Faz-se necessário diferenciar o que é bem dominial e o que é bem dominical. O bem dominical é aquele que “integra o patrimônio privado” do Poder Público. O seu traço peculiar é a “alienabilidade”, ou seja o Estado poderia vender. No caso do bem

dominial, este é um bem da sociedade, administrado pelo Estado, ou seja, o Estado não

pode alienar esse tipo de bem. No artigo 18 da Lei 9.433/97, atesta que a água não faz parte do patrimônio privado do Poder Público, ao dizer que as águas são inalienáveis. A inalienabilidade das águas marca uma de suas características como bem de domínio público (Setti, 2000).

No caso específico do Brasil, a Lei 9.433/97 que institui a Política Nacional de Recursos Hídricos, adota a doutrina de apropriação de água, estabelecendo no seu artigo 18 que “A outorga não implica a alienação parcial das água que são inalienáveis, mas o simples direito de seu uso” (Brasil, 1997). A referida Lei, não define se a outorga pode ser transferível ou não, deixando essa definição para ser regulamentada posteriormente. A referida Lei diz que a água é inalienável, mas por outro lado, deixa espaço para a possibilidade de alienação dos direitos de uso da água, a outorga. A Constituição Federal estabelece que a água é um bem público, portanto inalienável, o que impede a formação de um mercado de água propriamente dita, entretanto a Lei

9.433/97, ao não definir que a outorga é intransferível, abre espaço para a formação de uma mercado indireto da água, ou seja, um mercado de direitos de uso de água.

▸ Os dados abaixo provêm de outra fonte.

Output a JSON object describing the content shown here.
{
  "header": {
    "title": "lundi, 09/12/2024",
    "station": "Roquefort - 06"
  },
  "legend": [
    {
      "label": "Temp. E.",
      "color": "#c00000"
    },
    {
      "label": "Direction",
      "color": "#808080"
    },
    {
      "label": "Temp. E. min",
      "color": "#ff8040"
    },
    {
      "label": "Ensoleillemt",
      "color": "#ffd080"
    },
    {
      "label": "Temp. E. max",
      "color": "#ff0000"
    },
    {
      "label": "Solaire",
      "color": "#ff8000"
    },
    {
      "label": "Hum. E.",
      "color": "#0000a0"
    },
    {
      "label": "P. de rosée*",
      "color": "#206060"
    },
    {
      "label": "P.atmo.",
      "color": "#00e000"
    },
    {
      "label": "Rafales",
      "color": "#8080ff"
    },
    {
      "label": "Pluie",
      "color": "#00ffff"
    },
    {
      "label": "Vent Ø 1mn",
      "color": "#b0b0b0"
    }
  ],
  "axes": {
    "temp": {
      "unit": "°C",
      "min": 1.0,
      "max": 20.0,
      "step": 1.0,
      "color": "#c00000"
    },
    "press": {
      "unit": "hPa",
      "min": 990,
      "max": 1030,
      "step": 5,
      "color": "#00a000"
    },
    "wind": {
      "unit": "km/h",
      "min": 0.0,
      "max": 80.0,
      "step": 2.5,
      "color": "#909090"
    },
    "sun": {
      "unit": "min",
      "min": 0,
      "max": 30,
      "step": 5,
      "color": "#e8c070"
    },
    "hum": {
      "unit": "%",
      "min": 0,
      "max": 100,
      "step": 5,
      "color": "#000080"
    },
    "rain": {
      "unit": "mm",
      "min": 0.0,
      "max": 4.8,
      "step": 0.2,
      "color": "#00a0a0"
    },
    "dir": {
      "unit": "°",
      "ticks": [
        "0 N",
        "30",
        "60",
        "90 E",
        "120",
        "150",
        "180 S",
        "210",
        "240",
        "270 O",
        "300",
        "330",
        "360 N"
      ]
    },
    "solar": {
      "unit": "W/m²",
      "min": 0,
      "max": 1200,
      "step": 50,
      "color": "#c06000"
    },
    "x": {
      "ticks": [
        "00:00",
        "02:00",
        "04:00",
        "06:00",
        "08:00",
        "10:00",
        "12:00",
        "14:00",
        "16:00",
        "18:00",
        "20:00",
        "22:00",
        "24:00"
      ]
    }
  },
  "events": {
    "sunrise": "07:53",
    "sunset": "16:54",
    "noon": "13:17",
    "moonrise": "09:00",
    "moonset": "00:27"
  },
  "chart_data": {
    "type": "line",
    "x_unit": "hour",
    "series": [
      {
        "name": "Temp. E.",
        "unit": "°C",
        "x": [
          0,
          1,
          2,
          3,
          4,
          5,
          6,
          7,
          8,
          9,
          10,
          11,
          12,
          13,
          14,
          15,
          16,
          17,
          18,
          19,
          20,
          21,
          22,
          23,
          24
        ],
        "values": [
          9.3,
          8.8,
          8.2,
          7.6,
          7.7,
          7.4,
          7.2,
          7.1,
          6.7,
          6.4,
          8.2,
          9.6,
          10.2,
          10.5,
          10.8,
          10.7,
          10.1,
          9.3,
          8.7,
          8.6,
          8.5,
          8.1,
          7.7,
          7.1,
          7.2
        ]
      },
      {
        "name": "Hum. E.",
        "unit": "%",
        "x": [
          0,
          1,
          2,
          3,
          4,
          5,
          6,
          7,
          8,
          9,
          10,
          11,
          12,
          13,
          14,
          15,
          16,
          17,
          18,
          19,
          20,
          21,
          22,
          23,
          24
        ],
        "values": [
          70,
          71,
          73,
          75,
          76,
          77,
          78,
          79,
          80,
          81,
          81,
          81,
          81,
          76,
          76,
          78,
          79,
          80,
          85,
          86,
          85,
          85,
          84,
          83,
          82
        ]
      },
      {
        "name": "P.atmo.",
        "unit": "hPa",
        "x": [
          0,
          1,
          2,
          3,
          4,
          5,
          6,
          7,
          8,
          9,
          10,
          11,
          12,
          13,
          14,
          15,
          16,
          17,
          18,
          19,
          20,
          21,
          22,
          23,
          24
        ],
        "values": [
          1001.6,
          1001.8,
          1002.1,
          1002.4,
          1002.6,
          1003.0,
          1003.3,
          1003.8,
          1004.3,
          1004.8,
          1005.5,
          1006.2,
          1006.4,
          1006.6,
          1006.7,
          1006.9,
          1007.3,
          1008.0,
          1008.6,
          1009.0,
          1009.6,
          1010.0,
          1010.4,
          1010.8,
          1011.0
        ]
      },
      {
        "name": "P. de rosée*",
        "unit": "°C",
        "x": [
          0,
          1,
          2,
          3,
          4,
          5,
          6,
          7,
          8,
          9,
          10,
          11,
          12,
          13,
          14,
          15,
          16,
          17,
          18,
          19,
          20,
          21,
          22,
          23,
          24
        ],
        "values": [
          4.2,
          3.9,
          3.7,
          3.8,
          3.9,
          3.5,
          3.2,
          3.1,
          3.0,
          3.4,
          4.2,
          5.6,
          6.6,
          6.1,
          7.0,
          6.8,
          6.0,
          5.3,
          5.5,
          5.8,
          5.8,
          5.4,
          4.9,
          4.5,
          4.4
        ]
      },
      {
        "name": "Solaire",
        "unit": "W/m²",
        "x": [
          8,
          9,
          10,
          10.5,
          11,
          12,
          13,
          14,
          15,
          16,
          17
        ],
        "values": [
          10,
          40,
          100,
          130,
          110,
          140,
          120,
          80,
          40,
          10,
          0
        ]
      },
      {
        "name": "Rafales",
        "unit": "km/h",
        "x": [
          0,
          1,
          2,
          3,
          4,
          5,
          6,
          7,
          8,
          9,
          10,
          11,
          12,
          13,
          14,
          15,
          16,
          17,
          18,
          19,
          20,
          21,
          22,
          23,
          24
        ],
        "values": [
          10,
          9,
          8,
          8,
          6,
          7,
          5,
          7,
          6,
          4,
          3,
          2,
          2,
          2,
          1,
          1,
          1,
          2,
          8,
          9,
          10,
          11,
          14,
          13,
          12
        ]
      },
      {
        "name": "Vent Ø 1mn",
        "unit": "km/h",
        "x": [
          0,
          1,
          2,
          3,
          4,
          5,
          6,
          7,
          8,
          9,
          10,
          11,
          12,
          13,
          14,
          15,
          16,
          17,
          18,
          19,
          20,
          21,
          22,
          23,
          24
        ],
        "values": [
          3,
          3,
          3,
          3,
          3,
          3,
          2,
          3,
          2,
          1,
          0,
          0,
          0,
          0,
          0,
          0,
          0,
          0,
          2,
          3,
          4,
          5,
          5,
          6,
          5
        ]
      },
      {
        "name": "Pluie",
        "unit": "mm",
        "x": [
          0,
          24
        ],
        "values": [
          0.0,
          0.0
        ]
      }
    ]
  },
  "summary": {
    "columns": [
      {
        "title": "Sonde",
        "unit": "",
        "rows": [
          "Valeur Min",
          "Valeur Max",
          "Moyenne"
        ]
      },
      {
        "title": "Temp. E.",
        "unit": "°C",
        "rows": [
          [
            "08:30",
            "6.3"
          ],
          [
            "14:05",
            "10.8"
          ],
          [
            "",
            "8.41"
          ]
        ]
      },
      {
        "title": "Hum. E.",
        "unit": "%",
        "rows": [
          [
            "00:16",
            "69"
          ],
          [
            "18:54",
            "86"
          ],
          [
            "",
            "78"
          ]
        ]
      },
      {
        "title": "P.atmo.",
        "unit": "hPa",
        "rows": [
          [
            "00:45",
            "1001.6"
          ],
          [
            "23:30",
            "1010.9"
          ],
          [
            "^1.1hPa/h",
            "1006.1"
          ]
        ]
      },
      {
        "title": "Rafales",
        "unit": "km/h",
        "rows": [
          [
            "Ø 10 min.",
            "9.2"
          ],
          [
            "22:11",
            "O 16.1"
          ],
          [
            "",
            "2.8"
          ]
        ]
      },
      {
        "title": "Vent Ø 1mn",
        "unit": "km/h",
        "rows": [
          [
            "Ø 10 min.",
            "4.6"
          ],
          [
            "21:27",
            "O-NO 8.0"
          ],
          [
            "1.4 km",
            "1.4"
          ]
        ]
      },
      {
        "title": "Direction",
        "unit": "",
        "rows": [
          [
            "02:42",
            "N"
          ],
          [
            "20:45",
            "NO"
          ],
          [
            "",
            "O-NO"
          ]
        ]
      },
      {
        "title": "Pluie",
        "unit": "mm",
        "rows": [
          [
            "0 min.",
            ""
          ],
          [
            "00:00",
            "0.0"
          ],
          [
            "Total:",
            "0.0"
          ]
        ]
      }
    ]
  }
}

No caso do Ceará, o Decreto N° 23.067, de 11/02/1994, que regulamentou o artigo 4° da Lei N° 11.996 de 24/07/92, na parte referente à outorga do direito de uso dos recursos hídricos, estabelece os critérios para a liberação de outorga, e no seu Art. 25 afirma que a outorga “tem caráter de uso singular, personalíssimo e intransferível, vedada de resto a mudança da finalidade do uso assim como dos lugares especificados nos respectivos atos de outorga para captação” (SRH, 1994, p. 10). A legislação atual do Ceará, utiliza a doutrina de direitos de apropriação de água intransferíveis, entretanto já existe um projeto de atualização da Legislação Estadual de Recursos Hídricos, onde é proposto a mudança para um sistema de outorgas transferíveis, o que abre a possibilidade da constituição de mercados de direito de uso da água.